Lavorare in agricoltura: opportunità per i migranti sempre più isolati in tempo di pandemia

PERUGIA – La pandemia, con le conseguenti e dovute misure di prevenzione, sta cambiando il panorama sociale, politico, economico e culturale del nostro Paese, in modo radicale e, probabilmente, duraturo. Le dinamiche migratorie e di mobilità sono ovviamente investite in pieno, come pure, inevitabilmente, i processi di integrazione.

Ci siamo dovuti adattare a un distanziamento sociale innaturale che ha colpito ancor più le persone migranti. I processi di integrazione in molti casi sono stati rallentati, in altri profondamente trasformati, come ci conferma la docente di italiano agli stranieri, Floriana Lenti: “In un anno, le cose sono cambiate tantissimo. C’è stata una rivoluzione nel mondo dell’immigrazione, anche se tante trasformazioni hanno radici antecedenti. Già dal 2018, la politica dei porti chiusi, unitamente ad altre restrizioni, ha creato un primo distanziamento sociale, che è esploso durante la pandemia. Un isolamento che per gli immigrati è stato ancor più difficile da comprendere, determinando un aggravamento delle loro condizioni di vita, già di per sé difficili. Tutti gli immigrati che arrivano in Italia con l’obiettivo di conoscere altre persone, di crearsi una nuova e autonoma vita, di inserirsi nel territorio, si sono trovati di fronte a una nuova realtà. Dal primo lockdown è aumentata la solitudine e il senso di smarrimento.

 

 

E se per gli italiani le difficoltà sociali, psicologiche e occupazionali sono state e sono enormi, per il migrante tutto è più amplificato. Chi aveva iniziato percorsi di formazione li ha dovuti interrompere. E persino cercare una casa, per un migrante, è diventato praticamente impossibile se non si ha un contratto lavorativo e non si parla bene l’italiano”.
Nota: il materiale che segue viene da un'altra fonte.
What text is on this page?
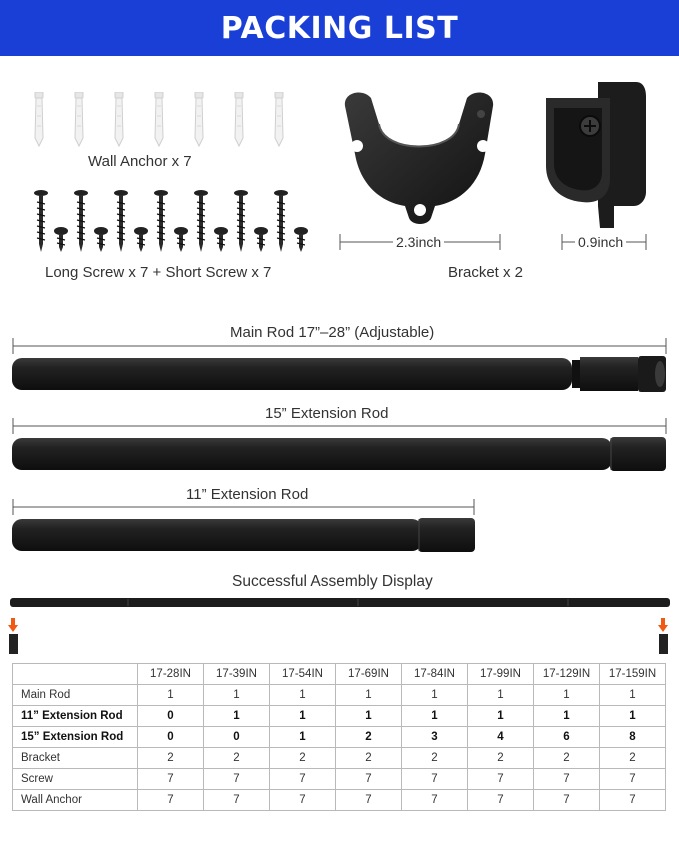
PACKING LIST
Wall Anchor x 7
Long Screw x 7 + Short Screw x 7
2.3inch	0.9inch
Bracket x 2
Main Rod 17”–28” (Adjustable)
15” Extension Rod
11” Extension Rod
Successful Assembly Display
	17-28IN	17-39IN	17-54IN	17-69IN	17-84IN	17-99IN	17-129IN	17-159IN
Main Rod	1	1	1	1	1	1	1	1
11” Extension Rod	0	1	1	1	1	1	1	1
15” Extension Rod	0	0	1	2	3	4	6	8
Bracket	2	2	2	2	2	2	2	2
Screw	7	7	7	7	7	7	7	7
Wall Anchor	7	7	7	7	7	7	7	7
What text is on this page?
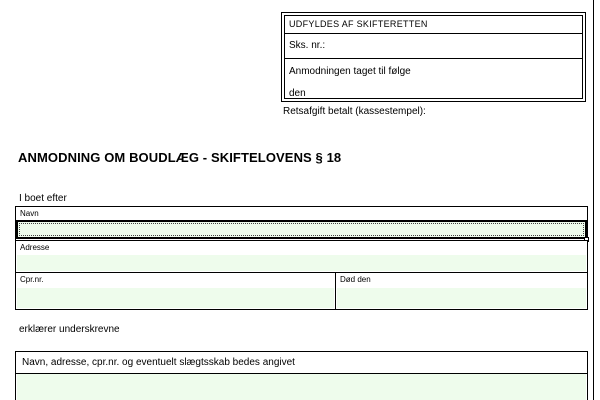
UDFYLDES AF SKIFTERETTEN
Sks. nr.:
Anmodningen taget til følge
den
Retsafgift betalt (kassestempel):
ANMODNING OM BOUDLÆG - SKIFTELOVENS § 18
I boet efter
Navn
Adresse
Cpr.nr.	Død den
erklærer underskrevne
Navn, adresse, cpr.nr. og eventuelt slægtsskab bedes angivet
C’è, infine, un ultimo aspetto da considerare: “Non c’è solo un distanziamento fisico, ma anche un profondo disagio psicologico, che si è acuito. Disagio che era latente in fase pre-pandemica e che è diventato manifesto, a causa dell’isolamento”.

Quanto alla possibilità di coniugare una sostenibilità sociale con la pandemia, per la docente Lenti “servirebbero nuove politiche di accoglienza e strategie comunicative differenti. Io lavoro all’interno di una struttura Sai, sistema accoglienza e integrazione, per conto della cooperativa sociale ‘Perusia’ e in questo centro, per sostenere i migranti, per sviluppare una sostenibilità sociale, abbiamo trovato degli escamotage educativi, come creare dei video e trasmetterli attraverso Whatsapp, per avere poi dei feedback. Oppure, sarebbe opportuno integrare i migranti in settori lavorativi della produzione che siano accoglienti e idonei, come l’agricoltura: lavorare all’aria aperta ora è possibile, nel rispetto delle disposizioni anti Covid”.

Ed è ciò che accade nella tenuta della famiglia Caprai, dove le vigne si tingono di integrazione: “Abbiamo una percentuale elevata di dipendenti – racconta Marco Caprai – che è richiedente asilo. Tutto nasce da una collaborazione, iniziata cinque anni fa, con la Caritas di Foligno. Una buona pratica, una delle azioni che fa parte della sostenibilità sociale di una impresa.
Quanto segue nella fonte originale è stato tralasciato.